Une discussion avait été lancée sur Instagram sur l’attitude à avoir face à des vins dont les bouteilles ont subi des baisses de niveau. Certains amateurs ont des anxiétés qui me paraissent excessives. J’ai suggéré que l’on ait vis-à-vis de ces vins une attitude positive, sans stress. Plus on aura un accueil ouvert, plus on aura une chance d’aimer le vin et surtout j’ai insisté sur la nécessité d’utiliser la méthode dite d’Audouzer le vin, c’est-à-dire de l’ouvrir quatre à cinq heures à l’avance, pour que toutes les petites imperfections se corrigent grâce à l’oxygénation lente.
Pour vérifier mes dires, j’ai pris en cave deux bouteilles que la quasi-totalité des amateurs jetteraient. L’une est un Champagne Moët & Chandon Brut Impérial 1964 qui a perdu environ 75% de son volume et qui a une couleur très foncée. L’autre est un Nahe Winzerstolz Schloss Böckelheimer, Bad Kreuznach Rheinland 1959, dans une bouteille fine et haute au fond plat, qui a perdu environ 80% de son volume.
Inutile de dire que la probabilité de trouver deux vins morts est extrêmement élevée. Le bouchon du champagne est recouvert de saletés noires, dures comme du goudron. Le bouchon est noir, mais le goulot n’est pas sale. L’odeur à l’ouverture à 9h du matin, soit quatre heures avant le déjeuner, est très acceptable, ne révélant aucun défaut majeur.
Le bouchon du riesling allemand tourne en même temps que mon tirebouchon, ce qui rend difficile de l’enfoncer. Je suis obligé d’arrêter cette rotation en plantant une autre mèche dans le liège. Je peux alors enfoncer la mèche principale et je lève entier le bouchon très imbibé. Le goulot est sale et gras, d’une graisse noire, que je nettoie avec mes doigts qui se noircissent. Je sens et, oh surprise, un délicieux parfum de fruits rouges se montre souriant. Je fais sentir à ma femme qui trouve ce parfum superbe.

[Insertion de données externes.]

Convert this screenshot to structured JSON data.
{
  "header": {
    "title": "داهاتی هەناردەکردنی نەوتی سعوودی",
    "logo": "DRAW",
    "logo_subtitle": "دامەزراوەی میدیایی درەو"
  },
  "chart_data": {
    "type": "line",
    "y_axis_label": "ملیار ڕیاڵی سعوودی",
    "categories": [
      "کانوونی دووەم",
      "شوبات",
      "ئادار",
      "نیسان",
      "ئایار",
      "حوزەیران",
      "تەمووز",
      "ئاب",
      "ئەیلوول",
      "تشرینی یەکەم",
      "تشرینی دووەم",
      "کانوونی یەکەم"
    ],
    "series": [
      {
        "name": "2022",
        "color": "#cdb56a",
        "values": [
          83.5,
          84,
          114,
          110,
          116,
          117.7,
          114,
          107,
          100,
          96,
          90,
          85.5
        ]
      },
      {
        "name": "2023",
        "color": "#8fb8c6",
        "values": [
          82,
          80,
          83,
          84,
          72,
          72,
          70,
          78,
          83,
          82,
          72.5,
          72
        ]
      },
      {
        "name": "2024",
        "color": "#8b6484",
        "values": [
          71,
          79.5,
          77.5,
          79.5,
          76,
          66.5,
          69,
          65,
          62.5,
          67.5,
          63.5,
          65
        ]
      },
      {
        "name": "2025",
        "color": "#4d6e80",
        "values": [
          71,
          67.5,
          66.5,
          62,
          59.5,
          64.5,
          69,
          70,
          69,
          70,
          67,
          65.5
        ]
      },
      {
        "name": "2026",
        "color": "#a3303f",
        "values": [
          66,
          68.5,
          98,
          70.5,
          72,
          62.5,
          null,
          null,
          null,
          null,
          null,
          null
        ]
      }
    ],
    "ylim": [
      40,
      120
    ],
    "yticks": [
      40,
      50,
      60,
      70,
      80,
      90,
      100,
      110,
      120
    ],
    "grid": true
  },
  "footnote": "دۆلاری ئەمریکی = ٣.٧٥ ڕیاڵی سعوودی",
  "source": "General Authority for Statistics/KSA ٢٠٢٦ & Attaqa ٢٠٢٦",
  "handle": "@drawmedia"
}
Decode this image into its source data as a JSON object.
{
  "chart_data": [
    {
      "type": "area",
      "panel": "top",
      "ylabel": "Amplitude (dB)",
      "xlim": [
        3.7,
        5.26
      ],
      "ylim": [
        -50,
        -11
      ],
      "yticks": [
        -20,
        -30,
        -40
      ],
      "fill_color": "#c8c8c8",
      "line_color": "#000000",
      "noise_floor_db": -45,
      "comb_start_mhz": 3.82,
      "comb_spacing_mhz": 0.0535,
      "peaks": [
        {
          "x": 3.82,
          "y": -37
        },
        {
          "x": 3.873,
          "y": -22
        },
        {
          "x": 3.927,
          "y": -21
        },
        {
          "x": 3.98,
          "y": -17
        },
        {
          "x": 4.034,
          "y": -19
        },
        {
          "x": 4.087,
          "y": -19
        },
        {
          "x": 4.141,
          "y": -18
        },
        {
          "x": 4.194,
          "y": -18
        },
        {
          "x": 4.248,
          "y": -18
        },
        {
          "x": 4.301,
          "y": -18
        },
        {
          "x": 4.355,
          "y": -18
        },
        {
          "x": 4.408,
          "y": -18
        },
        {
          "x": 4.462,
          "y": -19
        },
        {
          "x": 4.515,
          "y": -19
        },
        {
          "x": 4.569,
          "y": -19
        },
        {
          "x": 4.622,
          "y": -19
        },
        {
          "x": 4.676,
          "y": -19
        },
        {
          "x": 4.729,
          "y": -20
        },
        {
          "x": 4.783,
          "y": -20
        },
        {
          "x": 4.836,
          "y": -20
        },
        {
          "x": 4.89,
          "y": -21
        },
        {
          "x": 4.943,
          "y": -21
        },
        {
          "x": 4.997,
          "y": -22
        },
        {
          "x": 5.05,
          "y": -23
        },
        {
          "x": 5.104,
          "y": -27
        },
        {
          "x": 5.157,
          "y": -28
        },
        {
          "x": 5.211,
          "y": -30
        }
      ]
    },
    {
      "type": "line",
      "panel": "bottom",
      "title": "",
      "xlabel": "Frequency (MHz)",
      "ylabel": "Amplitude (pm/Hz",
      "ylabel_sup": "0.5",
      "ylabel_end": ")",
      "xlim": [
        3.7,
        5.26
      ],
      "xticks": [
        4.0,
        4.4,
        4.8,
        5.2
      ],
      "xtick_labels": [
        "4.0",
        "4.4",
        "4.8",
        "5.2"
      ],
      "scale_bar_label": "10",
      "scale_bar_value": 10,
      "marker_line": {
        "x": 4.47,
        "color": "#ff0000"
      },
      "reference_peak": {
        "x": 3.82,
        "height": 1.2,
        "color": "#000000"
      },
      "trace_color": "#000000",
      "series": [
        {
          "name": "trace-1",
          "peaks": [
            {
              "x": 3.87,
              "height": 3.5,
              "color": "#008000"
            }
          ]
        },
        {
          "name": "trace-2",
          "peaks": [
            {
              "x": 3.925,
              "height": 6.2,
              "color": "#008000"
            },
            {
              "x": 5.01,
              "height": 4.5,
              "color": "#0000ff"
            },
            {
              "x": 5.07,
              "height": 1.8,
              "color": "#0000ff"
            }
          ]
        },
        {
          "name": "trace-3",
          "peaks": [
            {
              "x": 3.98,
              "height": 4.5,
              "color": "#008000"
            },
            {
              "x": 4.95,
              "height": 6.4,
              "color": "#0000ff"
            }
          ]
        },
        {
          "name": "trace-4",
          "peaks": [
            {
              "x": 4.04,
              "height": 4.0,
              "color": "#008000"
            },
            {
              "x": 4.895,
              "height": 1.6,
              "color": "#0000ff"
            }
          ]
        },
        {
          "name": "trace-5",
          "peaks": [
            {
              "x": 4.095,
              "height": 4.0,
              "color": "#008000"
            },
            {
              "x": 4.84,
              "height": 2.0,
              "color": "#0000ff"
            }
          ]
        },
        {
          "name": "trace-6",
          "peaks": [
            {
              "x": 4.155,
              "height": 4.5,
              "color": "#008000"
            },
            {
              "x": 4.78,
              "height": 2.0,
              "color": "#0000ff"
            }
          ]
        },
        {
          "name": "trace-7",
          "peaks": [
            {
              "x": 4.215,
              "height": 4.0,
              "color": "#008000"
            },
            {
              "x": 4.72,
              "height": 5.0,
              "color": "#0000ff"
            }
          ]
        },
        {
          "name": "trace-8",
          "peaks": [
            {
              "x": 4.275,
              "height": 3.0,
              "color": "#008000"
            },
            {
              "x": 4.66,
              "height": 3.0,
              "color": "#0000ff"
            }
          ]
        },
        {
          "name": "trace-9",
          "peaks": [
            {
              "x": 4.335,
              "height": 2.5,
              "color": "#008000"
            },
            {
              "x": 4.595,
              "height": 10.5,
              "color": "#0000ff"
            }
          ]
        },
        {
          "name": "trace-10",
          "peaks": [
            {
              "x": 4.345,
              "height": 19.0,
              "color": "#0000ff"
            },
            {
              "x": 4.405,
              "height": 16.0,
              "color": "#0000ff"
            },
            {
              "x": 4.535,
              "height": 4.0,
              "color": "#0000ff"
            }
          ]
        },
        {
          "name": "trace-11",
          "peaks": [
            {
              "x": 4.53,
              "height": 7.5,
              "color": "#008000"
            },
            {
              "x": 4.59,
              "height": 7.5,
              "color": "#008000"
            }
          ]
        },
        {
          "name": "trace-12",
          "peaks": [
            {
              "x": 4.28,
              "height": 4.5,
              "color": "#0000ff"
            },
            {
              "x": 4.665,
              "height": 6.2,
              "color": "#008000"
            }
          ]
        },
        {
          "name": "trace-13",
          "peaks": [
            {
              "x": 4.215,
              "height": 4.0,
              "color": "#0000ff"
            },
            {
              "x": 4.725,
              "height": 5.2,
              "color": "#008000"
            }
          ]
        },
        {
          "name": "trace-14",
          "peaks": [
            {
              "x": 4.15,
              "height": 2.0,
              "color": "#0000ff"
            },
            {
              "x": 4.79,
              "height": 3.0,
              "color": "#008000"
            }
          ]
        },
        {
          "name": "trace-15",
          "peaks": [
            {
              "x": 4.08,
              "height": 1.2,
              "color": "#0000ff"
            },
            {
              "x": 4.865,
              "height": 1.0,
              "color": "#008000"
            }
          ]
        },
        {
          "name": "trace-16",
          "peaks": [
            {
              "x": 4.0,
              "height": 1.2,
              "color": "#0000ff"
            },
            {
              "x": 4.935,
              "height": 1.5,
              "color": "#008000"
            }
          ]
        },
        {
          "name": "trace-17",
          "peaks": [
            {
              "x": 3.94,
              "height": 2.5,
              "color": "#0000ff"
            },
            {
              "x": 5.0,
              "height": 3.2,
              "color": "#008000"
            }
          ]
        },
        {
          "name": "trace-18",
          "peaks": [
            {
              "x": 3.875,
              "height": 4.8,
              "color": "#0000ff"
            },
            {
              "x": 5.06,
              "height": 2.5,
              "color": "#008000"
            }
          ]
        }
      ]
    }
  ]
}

Au déjeuner j’annonce à ma fille que nous allons faire l’expérience de ces deux vins. La couleur du Champagne Moët & Chandon Brut Impérial 1964 est beaucoup plus claire dans le verre que dans la bouteille. Il y a quelques poussières en suspension qui ne me gênent pas. Le goût est celui d’un champagne ancien plaisant. Ma fille est un peu rebutée par les suspensions, mais je boirai tout le champagne qui n’a aucune lie. Il a accompagné de belle façon une tarte à l’oignon au goût légèrement sucré et nous l’avons trouvé confortable et agréable, doté d’une belle complexité. Je n’aurais pas parié qu’il se comporte aussi bien.
Le Winzerstolz Schloss Böckelheimer, Bad Kreuznach Rheinland 1959 au moment du service offre un nez qui a perdu tout son charme car il sent le bouchon. Il y a une salade de champignons qui va effacer cette trace de bouchon. Le vin met du temps à s’assembler, mais il est d’une belle douceur, et d’une grande cohérence. Il n’a pas de défaut, juste une petite fatigue.
Pour le cas où les vins auraient été défaillants, j’ai ouvert un Champagne Veuve Clicquot La Grande Dame 2004. Le bouchon très serré sort difficilement. Une belle explosion de gaz salue son ouverture. La couleur est très claire. Quel contraste avec les deux autres. Le champagne est agréable et bien construit, mais nous faisons ma fille et moi le même constat : les deux vins anciens sont infiniment plus complexes et donnent beaucoup plus de plaisir que ce jeune champagne.
Le 2004 trouvera un bel accord avec une tarte aux fraises et à la rhubarbe, grâce à son acidité trouvant un miroir dans les fruits. J’ai fait part sur Instagram des résultats de cet essai. Il faut toujours faire confiance au vin et lui donner sa chance, sans le condamner a priori. Nous aurions pu avoir un échec car il y a des vins irrécupérables, mais nous n’en avons pas eu. Et l’âge leur donne des complexités que ne peuvent donner les vins plus jeunes. Ces conclusions n’ont pas valeur de vérité définitive, mais ils encouragent à laisser leur chance aux vins.